Mortgage companies are increasingly using technology to shave costs, but some are not reducing or shifting staff to maximize savings, a new survey showed.

Departments that handle failed loans appear to be ripest for staffing adjustments, according to a newly released survey by Alltel Information Services, Jacksonville, Fla.

For instance, the expense of processing a foreclosure more than doubled, from $822 in 1995 to $1,799 last year, when lenders handled fewer delinquencies but kept staffing relatively stable. In the same period, the cost of handling loans involved in bankruptcies increased from $263 to $266.

Alltel released preliminary survey results last week during a conference for clients and vendors in Orlando. The mortgage technology company does the survey annually with an eye toward helping lenders adjust staffing needs while stepping up automation, said vice president Joan Davis.

The 1996 results are based on responses from 59 mortgage banking clients whose loan portfolios range in size from under 8,000 to more than 200,000. Participants included Chase Manhattan Mortgage Corp., Norwest Mortgage, and PNC Mortgage Corp. The survey did not break out individual responses but grouped them according to portfolio size.

The survey found that some lenders turn over their servicing portfolios as often as twice a year, looking for profit opportunities from aggressive sales and purchases, said Joe Witcher, an Alltel staff consultant.

Mr. Witcher also said that more lenders were getting into the subprime business - and finding it takes three or four times as many employees to handle collections.

The survey also found that the cost of fielding a customer inquiry rose to $4.08, from $2.88 in 1995.

This increase is not necessarily a bad development, said Alltel consultant George Fitzgerald. By spending more time with a customer up front, a company can avoid repeat calls, he said.

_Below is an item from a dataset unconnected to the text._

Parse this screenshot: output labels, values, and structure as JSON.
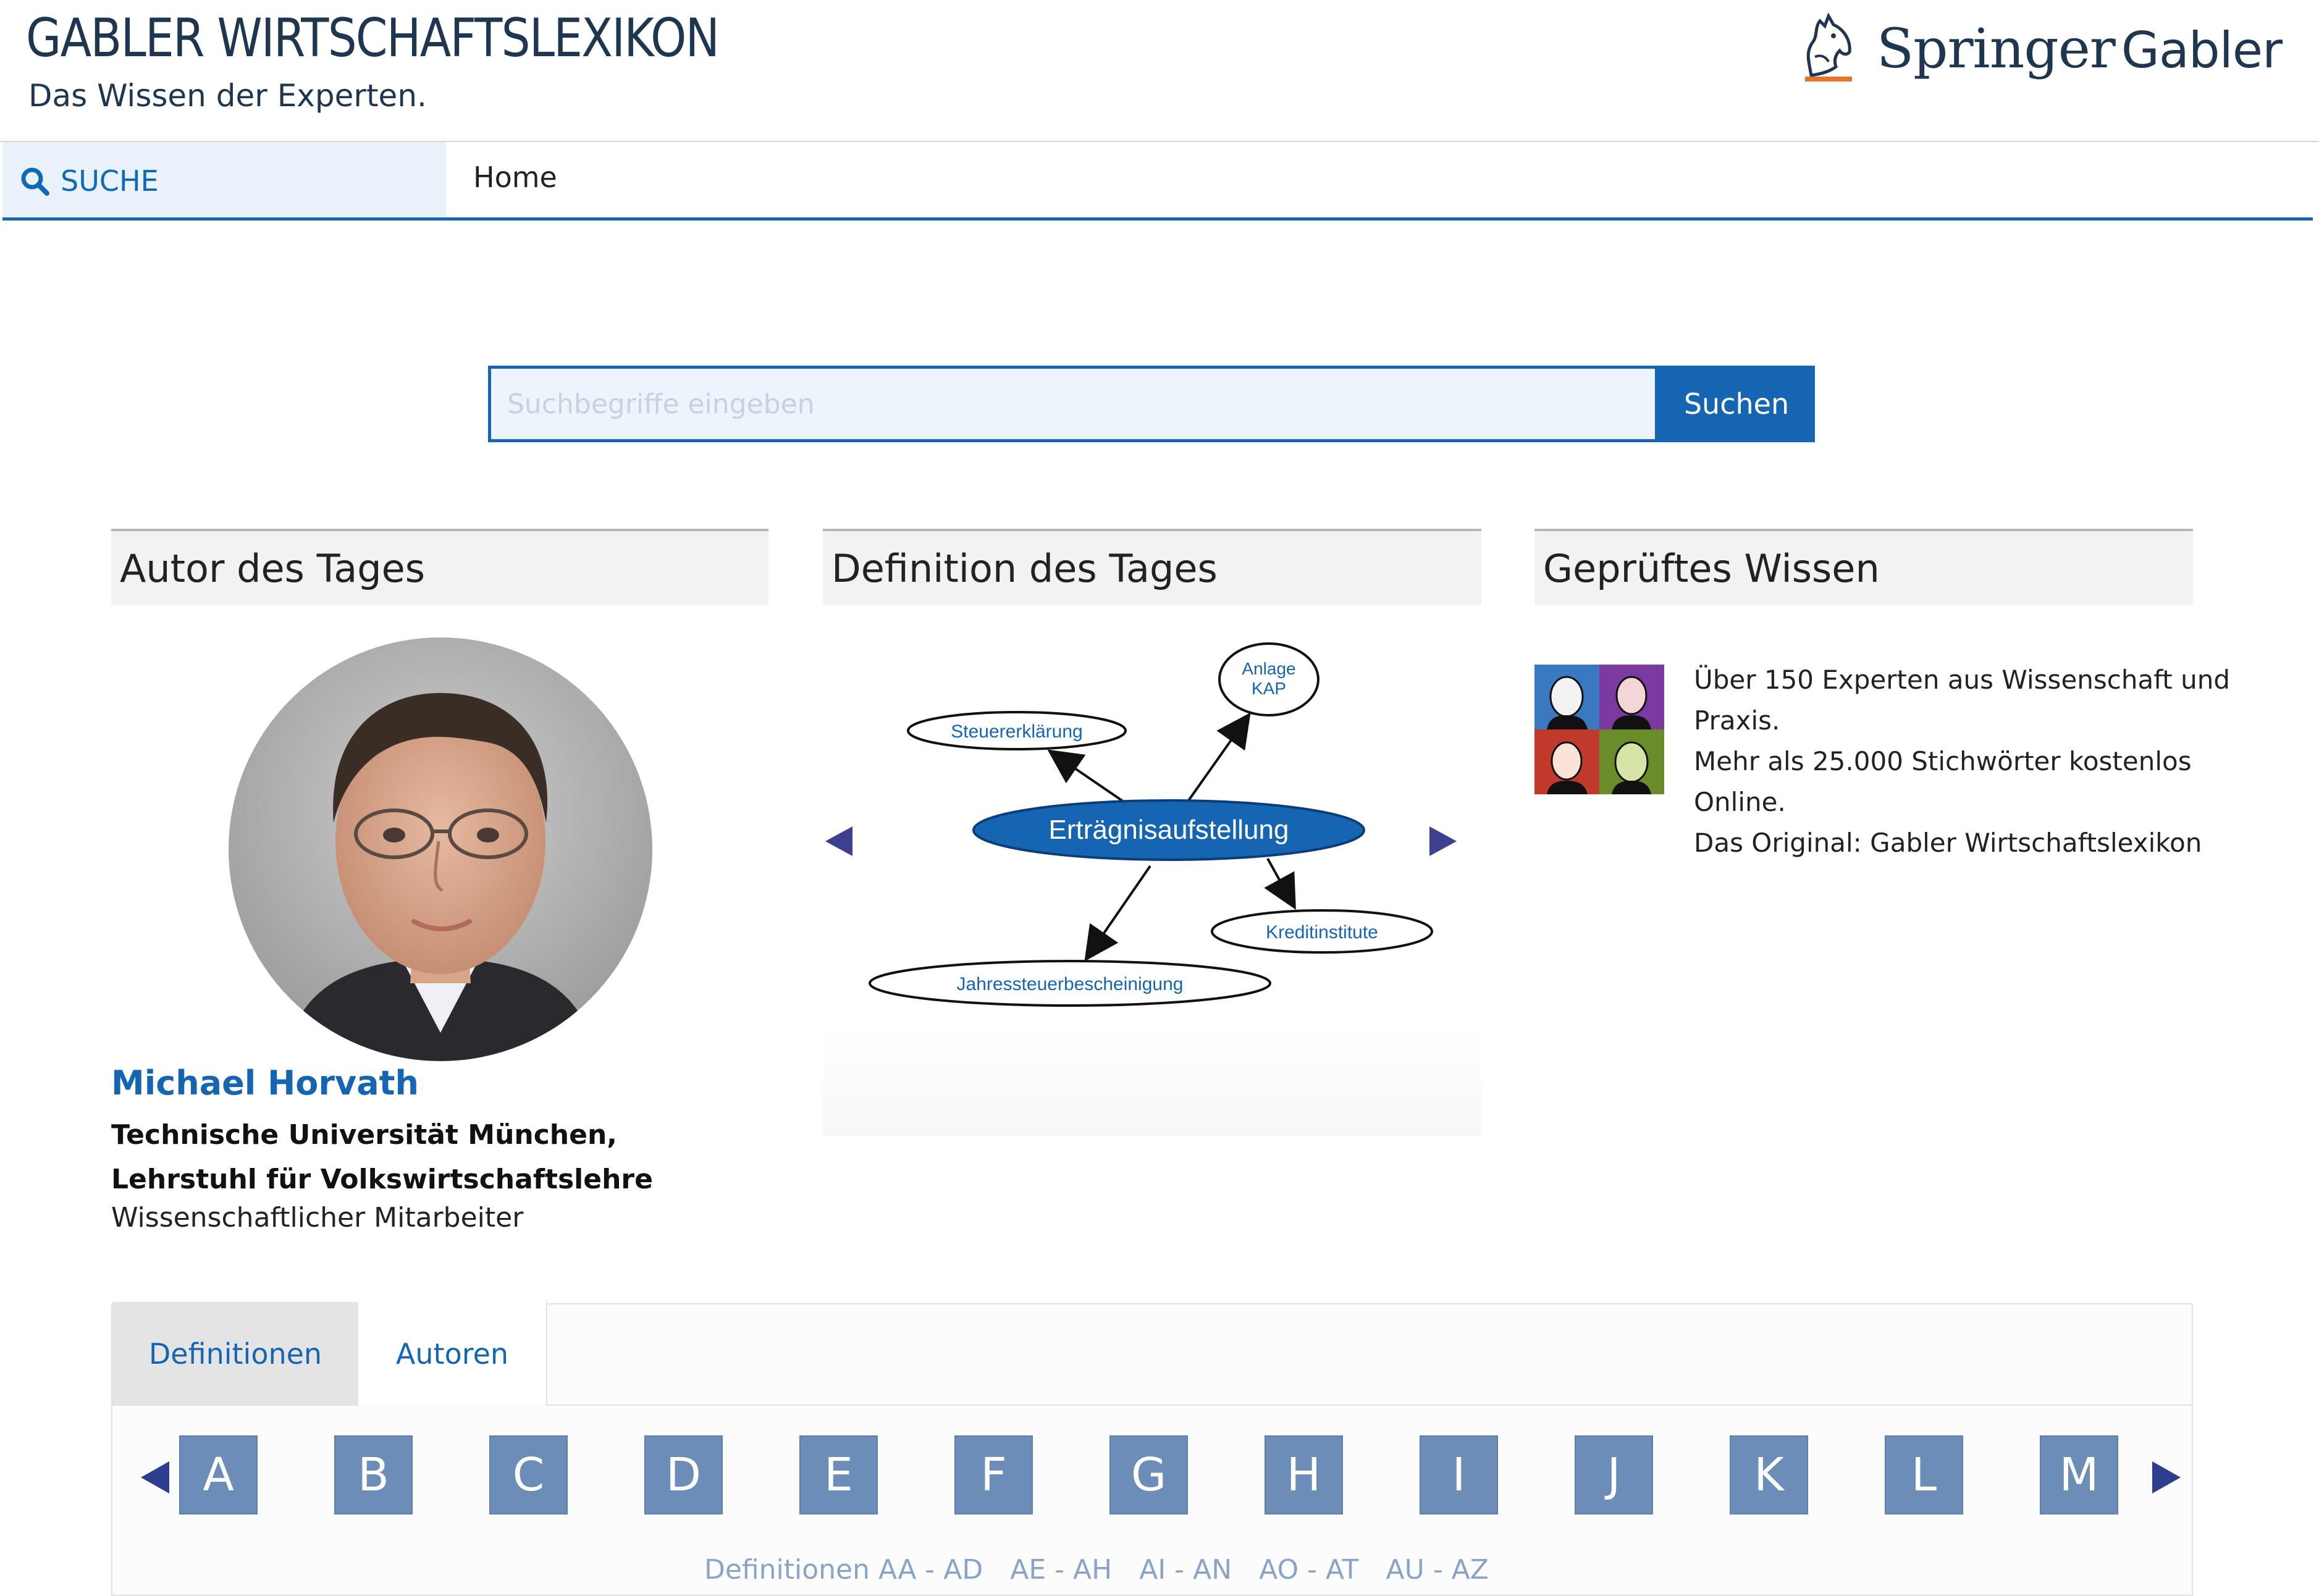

In general, loans backed by Fannie Mae and Freddie Mac are the easiest and least expensive to service, said Dan Brenenman, a manager in the Alltel consulting group. "Plain-vanilla portfolios tend to have higher loan-per- employee values."

Larger servicers tend to be more efficient than smaller companies because of economies of scale. But big companies also show poor numbers when they have a significant amount of excess servicing capacity, Alltel found.